Practicing incarnation: Becoming God's Easter people

While Christians continue to confess the resurrection of the body in their historical creeds, most have a spiritual body in mind.
April 5, 2005

Whoever tied Easter to the spring equinox made a very good decision. For those who are so inclined, there is no better time for feeling alive, as the whole world wakes from winter and makes new birth look easy. Clumps of green grass erupt from the flat tan lawn. Bluebirds appear on the clothesline. There are so many redbuds in the woods that a pink haze seems to waft through the trees. I may have blood instead of sap, but something inside me rises once the earth rounds the winter bend and heads back in the sun’s direction.

This time of year, my body knows things that my mind has not yet grasped, so that planting potatoes or putting fresh hay in the hens’ nests becomes a kind of prayer. I bury lily bulbs in the same earth that I buried my old golden retriever in just weeks ago. I prune the crepe myrtles that my father never got around to before he became too weak to hold the shears. Whatever resurrection is all about, it has a physical dimension to it that 21st-century believers are often too ready to ignore.

From their first articulations of the faith, early Christians spoke of the resurrection of the body—not only because some believed they had seen the risen Christ in the flesh but also because they believed God meant to raise their own flesh too. The God who had made their bodies and declared them good would not have a change of heart on the last day. Wherever they were going with God, their bodies were going too.

For any number of reasons, this bold hope has become too difficult for many to sustain. While Christians continue to confess the resurrection of the body in their historical creeds, most have a spiritual body in mind, which is superior to the earthly model in every way. This side of the grave, flesh is needy, prone to injury, sluggish and overweight. In Paul’s language, it is sinful, the weak impediment to what the spirit wills to do. Without tackling the metaphysics of resurrection or early Christian anthropology, I wonder what such flesh-aversion says about our sense of incarnation.

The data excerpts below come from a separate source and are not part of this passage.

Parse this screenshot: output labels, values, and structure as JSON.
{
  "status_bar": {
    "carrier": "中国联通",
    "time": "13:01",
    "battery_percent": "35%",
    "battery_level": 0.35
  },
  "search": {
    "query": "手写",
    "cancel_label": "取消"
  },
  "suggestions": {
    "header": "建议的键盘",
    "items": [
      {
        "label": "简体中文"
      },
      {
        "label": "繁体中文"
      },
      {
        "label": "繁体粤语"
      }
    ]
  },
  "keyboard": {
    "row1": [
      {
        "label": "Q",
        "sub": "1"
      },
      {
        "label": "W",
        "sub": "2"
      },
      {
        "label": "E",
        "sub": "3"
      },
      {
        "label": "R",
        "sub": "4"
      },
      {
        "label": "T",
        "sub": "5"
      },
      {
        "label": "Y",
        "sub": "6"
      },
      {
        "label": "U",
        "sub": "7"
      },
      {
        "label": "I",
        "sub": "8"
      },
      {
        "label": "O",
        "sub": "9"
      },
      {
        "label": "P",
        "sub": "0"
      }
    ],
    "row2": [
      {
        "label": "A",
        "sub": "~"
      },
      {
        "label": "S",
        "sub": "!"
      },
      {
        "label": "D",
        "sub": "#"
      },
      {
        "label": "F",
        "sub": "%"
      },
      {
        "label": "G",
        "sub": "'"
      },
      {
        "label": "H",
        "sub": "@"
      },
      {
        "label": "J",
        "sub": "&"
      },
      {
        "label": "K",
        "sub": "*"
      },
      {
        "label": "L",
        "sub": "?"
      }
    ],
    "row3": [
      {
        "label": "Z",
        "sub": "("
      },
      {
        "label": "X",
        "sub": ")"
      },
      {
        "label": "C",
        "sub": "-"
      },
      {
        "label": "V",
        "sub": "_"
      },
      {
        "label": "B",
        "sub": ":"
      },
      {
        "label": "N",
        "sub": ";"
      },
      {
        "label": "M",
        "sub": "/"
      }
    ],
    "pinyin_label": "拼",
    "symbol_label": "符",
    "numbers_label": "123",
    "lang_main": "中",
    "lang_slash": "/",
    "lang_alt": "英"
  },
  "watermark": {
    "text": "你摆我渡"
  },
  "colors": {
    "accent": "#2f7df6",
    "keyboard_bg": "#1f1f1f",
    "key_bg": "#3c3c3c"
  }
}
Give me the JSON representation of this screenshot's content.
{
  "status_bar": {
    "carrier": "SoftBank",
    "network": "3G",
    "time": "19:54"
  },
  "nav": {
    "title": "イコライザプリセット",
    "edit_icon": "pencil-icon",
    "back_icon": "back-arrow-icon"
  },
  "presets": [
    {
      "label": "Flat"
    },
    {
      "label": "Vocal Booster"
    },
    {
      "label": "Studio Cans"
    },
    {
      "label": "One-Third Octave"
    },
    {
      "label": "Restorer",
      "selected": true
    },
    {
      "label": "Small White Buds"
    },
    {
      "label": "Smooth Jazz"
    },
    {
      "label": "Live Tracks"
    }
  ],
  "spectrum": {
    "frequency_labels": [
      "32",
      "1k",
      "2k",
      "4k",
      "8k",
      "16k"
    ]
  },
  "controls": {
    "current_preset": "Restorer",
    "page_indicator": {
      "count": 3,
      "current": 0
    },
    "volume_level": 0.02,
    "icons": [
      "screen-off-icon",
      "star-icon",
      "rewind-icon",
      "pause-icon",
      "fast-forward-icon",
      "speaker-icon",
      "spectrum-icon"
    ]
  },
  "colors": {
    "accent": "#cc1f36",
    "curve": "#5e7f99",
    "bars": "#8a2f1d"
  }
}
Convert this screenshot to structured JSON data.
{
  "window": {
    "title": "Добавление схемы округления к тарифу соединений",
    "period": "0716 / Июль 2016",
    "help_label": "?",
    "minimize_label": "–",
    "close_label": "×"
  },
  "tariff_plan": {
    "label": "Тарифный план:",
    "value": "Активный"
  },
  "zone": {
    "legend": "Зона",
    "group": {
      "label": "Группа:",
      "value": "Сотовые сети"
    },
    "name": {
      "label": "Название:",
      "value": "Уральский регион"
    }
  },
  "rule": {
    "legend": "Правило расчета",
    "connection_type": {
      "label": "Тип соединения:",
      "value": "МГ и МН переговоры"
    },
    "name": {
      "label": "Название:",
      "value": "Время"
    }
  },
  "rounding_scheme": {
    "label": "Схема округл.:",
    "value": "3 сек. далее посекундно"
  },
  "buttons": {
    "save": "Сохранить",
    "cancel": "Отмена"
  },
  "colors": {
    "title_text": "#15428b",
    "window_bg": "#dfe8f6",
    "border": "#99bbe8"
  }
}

When I was first taught the concept, I was taught to capitalize it. The Incarnation happened just once, in one person, a very long time ago. In Jesus alone was God’s Word Made Flesh. As his follower, my job was to trust that was true, and to persuade others that it was true as well. The Incarnation was presented to me as an article of faith. It was a unique event that involved Jesus and no one else, and the fate of my own flesh depended on my acceptance of that fact.

Relatively late in life, I have decided that incarnation is less a doctrine than a practice, which Jesus did not come to do once and for all but to show any who were willing how God’s word might become flesh in their own lives too.

“Follow me, and I will make you fish for people.”

“Give to everyone who begs from you.”

“Consider the lilies, how they grow.”

“In everything do to others as you would have them do to you.”

In sayings like these, Jesus gave his followers teachings they could embody. He taught them to take other people’s bodies as seriously as they took their own. He taught them to trust the revelatory power of lilies, vines, branches, sheep, falling stars and birds of the air, among many other things. He taught them to see God in the world the same way he did—in the way creation worked, in the way people acted—and while some of his examples were negative ones (“You are the salt of the earth; but if salt has lost its taste, how can its saltiness be restored?”), he still spoke with full conviction that they could learn about God’s realm by attending to their own physical lives on earth.

To practice incarnation is to discover a pedagogy that is as old as the Gospels. Why else did Jesus spend his last night on earth teaching his disciples to wash feet and share supper? With all the conceptual truths in the universe at his disposal, he did not give them things to think about when he was gone. Instead, he gave them concrete things to do, specific ways of being in their bodies together, that would go on teaching them what they needed to know when he was no longer around to teach them.

After he was gone, they would still have God’s word, but that word was going to need some new flesh. The disciples were going to need something warm and near that they could bump into on a regular basis, something so real that they would not be able to intellectualize it and so essentially untidy that there was no way they would ever gain control over it. So Jesus gave them things they could get their hands on, that would require them to get close enough to touch one another. In the case of the meal, he gave them fragrant things to sip and chew that they could pass to each other around the table. In the case of the feet, he gave them real dirt and calluses that they could use to enter one another’s lives.

For all our failure to honor them, our bodies remain God’s best way of getting to us. To embrace the daily practice of incarnation is to walk the way of life that God opened up to us in Jesus Christ, by showing us how to inhabit our own flesh as fully and faithfully as he did his. When we are by God’s grace able to follow the leader—even for an hour—then we too become God’s Easter people, the latest bodily resurrections of God’s word made flesh.